Pemerintah setempat juga meminta pegawai negeri sipil untuk mengenakan baju berbahan tenun Pagatan di setiap hari Kamis, dalam upayanya mempromosikan kain tradisional yang sudah mendapatkan sertifikat Warisan Budaya Tak Benda dari Kementerian Pendidikan dan Kebudayaan.

Langkah tersebut juga dimaksudkan untuk mendorong terciptanya lebih banyak penenun di kawasan tersebut, terutama generasi muda.

Seperti yang dikatakan Noorhayani, anak-anak perempuan dalam keluarganya sudah enggan belajar menenun. "Mereka lebih memilih bekerja di toko daripada menjadi penenun," katanya.
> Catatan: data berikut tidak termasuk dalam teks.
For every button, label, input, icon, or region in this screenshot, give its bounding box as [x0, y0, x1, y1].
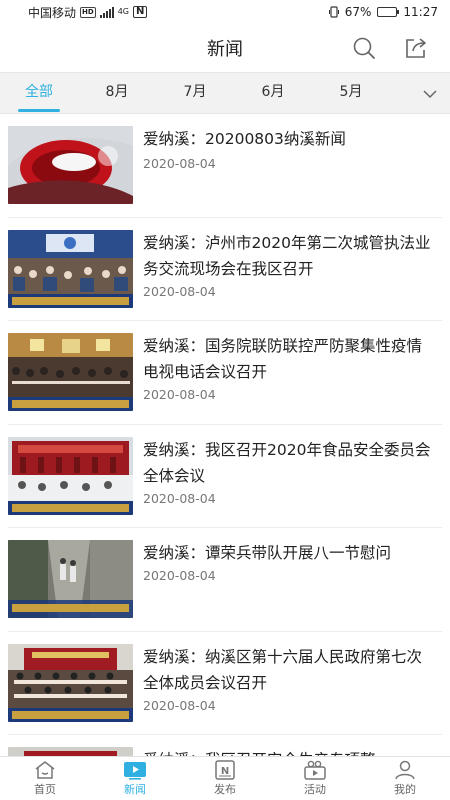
page-title: 新闻	[207, 39, 243, 60]
battery-percent: 67%	[344, 5, 372, 19]
tabs-expand-button[interactable]	[420, 84, 440, 104]
search-icon	[353, 37, 375, 59]
news-thumbnail	[8, 333, 133, 411]
news-date: 2020-08-04	[143, 283, 216, 299]
nav-label: 我的	[394, 783, 416, 796]
month-tabs: 全部 8月 7月 6月 5月	[0, 72, 450, 114]
nav-label: 活动	[304, 783, 326, 796]
tab-may[interactable]: 5月	[312, 72, 390, 114]
status-bar: 中国移动 HD 4G N 67% 11:27	[0, 0, 450, 24]
nav-profile[interactable]: 我的	[360, 757, 450, 800]
bottom-nav: 首页 新闻 N 发布 活动 我的	[0, 756, 450, 800]
news-item[interactable]: 爱纳溪：谭荣兵带队开展八一节慰问 2020-08-04	[8, 528, 442, 632]
nav-label: 新闻	[124, 783, 146, 796]
news-thumbnail	[8, 229, 133, 308]
news-date: 2020-08-04	[143, 156, 216, 171]
tab-label: 全部	[25, 84, 53, 100]
news-text: 爱纳溪：我区召开2020年食品安全委员会全体会议 2020-08-04	[143, 437, 436, 506]
carrier-name: 中国移动	[28, 5, 77, 20]
network-type: 4G	[117, 7, 129, 16]
search-button[interactable]	[350, 34, 378, 62]
tab-august[interactable]: 8月	[78, 72, 156, 114]
news-title: 爱纳溪：我区召开2020年食品安全委员会全体会议	[143, 440, 431, 485]
news-text: 爱纳溪：我区召开安全生产专项整	[143, 747, 436, 756]
news-list[interactable]: 爱纳溪：20200803纳溪新闻 2020-08-04 爱纳溪：泸州市2020年…	[0, 114, 450, 756]
news-title: 爱纳溪：我区召开安全生产专项整	[143, 747, 436, 756]
news-title: 爱纳溪：泸州市2020年第二次城管执法业务交流现场会在我区召开	[143, 233, 431, 278]
news-title: 爱纳溪：谭荣兵带队开展八一节慰问	[143, 544, 392, 562]
news-tv-icon	[124, 762, 146, 780]
news-thumbnail	[8, 126, 133, 204]
chevron-down-icon	[423, 90, 437, 99]
status-left: 中国移动 HD 4G N	[28, 4, 148, 21]
battery-icon	[377, 7, 400, 17]
home-icon	[35, 761, 55, 779]
news-item[interactable]: 爱纳溪：国务院联防联控严防聚集性疫情电视电话会议召开 2020-08-04	[8, 321, 442, 425]
tab-all[interactable]: 全部	[0, 72, 78, 114]
news-title: 爱纳溪：20200803纳溪新闻	[143, 130, 346, 148]
news-title: 爱纳溪：纳溪区第十六届人民政府第七次全体成员会议召开	[143, 647, 423, 692]
news-thumbnail	[8, 747, 133, 756]
news-text: 爱纳溪：泸州市2020年第二次城管执法业务交流现场会在我区召开 2020-08-…	[143, 230, 436, 299]
news-item[interactable]: 爱纳溪：我区召开安全生产专项整	[8, 735, 442, 756]
news-thumbnail	[8, 643, 133, 722]
news-item[interactable]: 爱纳溪：纳溪区第十六届人民政府第七次全体成员会议召开 2020-08-04	[8, 632, 442, 735]
news-date: 2020-08-04	[143, 568, 216, 583]
news-title: 爱纳溪：国务院联防联控严防聚集性疫情电视电话会议召开	[143, 337, 423, 381]
activity-icon	[304, 760, 326, 780]
nav-label: 发布	[214, 783, 236, 796]
news-item[interactable]: 爱纳溪：我区召开2020年食品安全委员会全体会议 2020-08-04	[8, 425, 442, 528]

Menurut dia, saat ini di desanya hanya ada lima pendesain tenun yang masing-masing memiliki 2 hingga 4 penenun, sebagian besar ibu-ibu yang sudah berumur.

Pamor tenun Pagatan kembali naik ketika Presiden Joko Widodo mengenakan kain tersebut pada tahun 2017 saat menghadiri upacara Mappanretasi, pesta laut sebagai tanda syukur kepada Tuhan.

Presiden kembali mengenakan kain tradisional Pagatan tersebut saat memimpin upacara peringatan Hari Kemerdekaan Indonesia pada Agustus 2017 di Jakarta.

Namun demikian, Bupati Tanah Bumbu H. Sudian Noor mengatakan, upaya untuk mengembangkan produk tradisional tersebut masih terhalang oleh kemampuan penenun untuk menjaga konsistensi kualitas produk.

"Kalau mau berkembang, ya penenun harus bisa meningkatkan dan menjaga kualitas," katanya.